Inside the lives of people writing essays for US students

Essay-writing services have been around for a long time, but the maturation of the interwebs has allowed for increasingly customized operations. Schools and teachers are now well-equipped with plagiarism-busting tech that can spot a multiply-reused paper, so kids go the personalized route — paying extra to have someone (usually abroad, in a lower-income country) write an essay just for them.

This New York Times piece dives into the lives of Kenyans who write essays for students in the US, the UK and Australia. Me, I found the work ethic and intellectual curiosity of these essay-writers pretty impressive, and considerably superior to the lazy doofuses here in the US who are hiring them.

If I ran a university, I'd instantly boot any kid caught buying a paper, then offer a full scholarship to the industrious writer who actually composed it.

Consider the case of Mary Mbugua, a Kenyan university student who starts writing papers after her other jobs collapsed. "This is cheating, but do you have a choice? We have to make money," she says. "We have to make a living."

After a month of training, Ms. Mbugua began producing essays about everything from whether humans should colonize space ("it is not worth the struggle," she wrote) to euthanasia (it amounts to taking "the place of God," she wrote). During her best month, she earned $320, more money than she had ever made in her life. The New York Times is identifying Ms. Mbugua by only part of her name because she feared that the attention would prevent her from getting future work.

[snip]

Ms. Mbugua, the Kenyan university student, worked for as little as $4 a page. She said she began carrying a notebook, jotting down vocabulary words she encountered in movies and novels to make her essays more valuable.

Ms. Mbugua, 25, lost her mother to diabetes in 2001, when she was in the second grade. She vowed to excel in school so that she would one day be able to support her younger brother and sister.

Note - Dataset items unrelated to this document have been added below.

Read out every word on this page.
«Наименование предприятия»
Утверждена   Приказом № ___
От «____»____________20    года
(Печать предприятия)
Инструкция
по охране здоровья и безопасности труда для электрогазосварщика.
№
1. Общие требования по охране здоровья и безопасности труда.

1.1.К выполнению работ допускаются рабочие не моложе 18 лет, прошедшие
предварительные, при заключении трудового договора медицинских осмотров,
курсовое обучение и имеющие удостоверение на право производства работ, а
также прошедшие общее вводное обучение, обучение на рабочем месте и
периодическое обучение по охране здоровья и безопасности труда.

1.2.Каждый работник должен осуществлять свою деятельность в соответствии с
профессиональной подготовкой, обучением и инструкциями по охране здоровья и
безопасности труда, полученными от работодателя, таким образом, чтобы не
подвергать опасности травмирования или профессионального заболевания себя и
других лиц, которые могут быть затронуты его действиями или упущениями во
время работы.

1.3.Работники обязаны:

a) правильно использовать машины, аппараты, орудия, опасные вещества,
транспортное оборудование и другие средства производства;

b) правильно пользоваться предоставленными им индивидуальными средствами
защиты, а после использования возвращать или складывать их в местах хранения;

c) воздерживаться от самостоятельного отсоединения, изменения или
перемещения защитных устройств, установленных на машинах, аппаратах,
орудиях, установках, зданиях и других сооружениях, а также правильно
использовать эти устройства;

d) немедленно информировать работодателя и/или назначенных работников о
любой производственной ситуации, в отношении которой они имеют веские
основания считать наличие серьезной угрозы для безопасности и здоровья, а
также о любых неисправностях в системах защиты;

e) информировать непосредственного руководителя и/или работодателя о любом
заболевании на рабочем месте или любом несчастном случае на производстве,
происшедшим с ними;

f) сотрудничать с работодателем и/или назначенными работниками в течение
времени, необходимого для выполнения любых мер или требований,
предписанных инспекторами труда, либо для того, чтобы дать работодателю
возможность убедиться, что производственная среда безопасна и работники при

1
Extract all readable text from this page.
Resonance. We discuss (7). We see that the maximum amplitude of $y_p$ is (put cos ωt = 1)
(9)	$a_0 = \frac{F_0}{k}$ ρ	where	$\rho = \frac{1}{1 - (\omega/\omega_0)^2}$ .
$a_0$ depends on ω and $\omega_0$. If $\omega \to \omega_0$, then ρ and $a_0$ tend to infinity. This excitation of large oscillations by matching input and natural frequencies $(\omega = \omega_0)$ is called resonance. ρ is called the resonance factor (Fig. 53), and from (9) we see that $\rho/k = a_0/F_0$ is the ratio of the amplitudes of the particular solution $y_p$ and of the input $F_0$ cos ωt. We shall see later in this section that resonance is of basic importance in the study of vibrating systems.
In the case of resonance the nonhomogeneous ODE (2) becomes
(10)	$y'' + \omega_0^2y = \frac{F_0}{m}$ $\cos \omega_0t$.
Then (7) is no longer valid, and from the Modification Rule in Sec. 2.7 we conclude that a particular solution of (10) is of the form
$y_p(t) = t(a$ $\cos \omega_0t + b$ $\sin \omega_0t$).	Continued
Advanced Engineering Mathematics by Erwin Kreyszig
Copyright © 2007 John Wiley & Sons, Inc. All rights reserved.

A government loan and aunts and uncles helped her pay for college. But she also worked, landing in an office of 10 writers completing other people's assignments, including those of American students. The boss stayed up all night, bidding for work on several sites, and then farmed it out in the morning.

"Any job that is difficult, they're like, 'Give it to Mary,'" she said.

There were low points. During summer break, work slowed to a trickle. Once, she agonized so much over an American history paper about how the Great Depression ended that she rejected the job at the last minute, and had to pay an $18 fine.

But Ms. Mbugua said she loved learning, and sometimes wished that she were the one enrolled in the American universities she was writing papers for. Once, when she was asked to write an admissions essay for a student in China who was applying to the Eli Broad College of Business at Michigan State University, she said she dreamed of what it would be like to go there herself.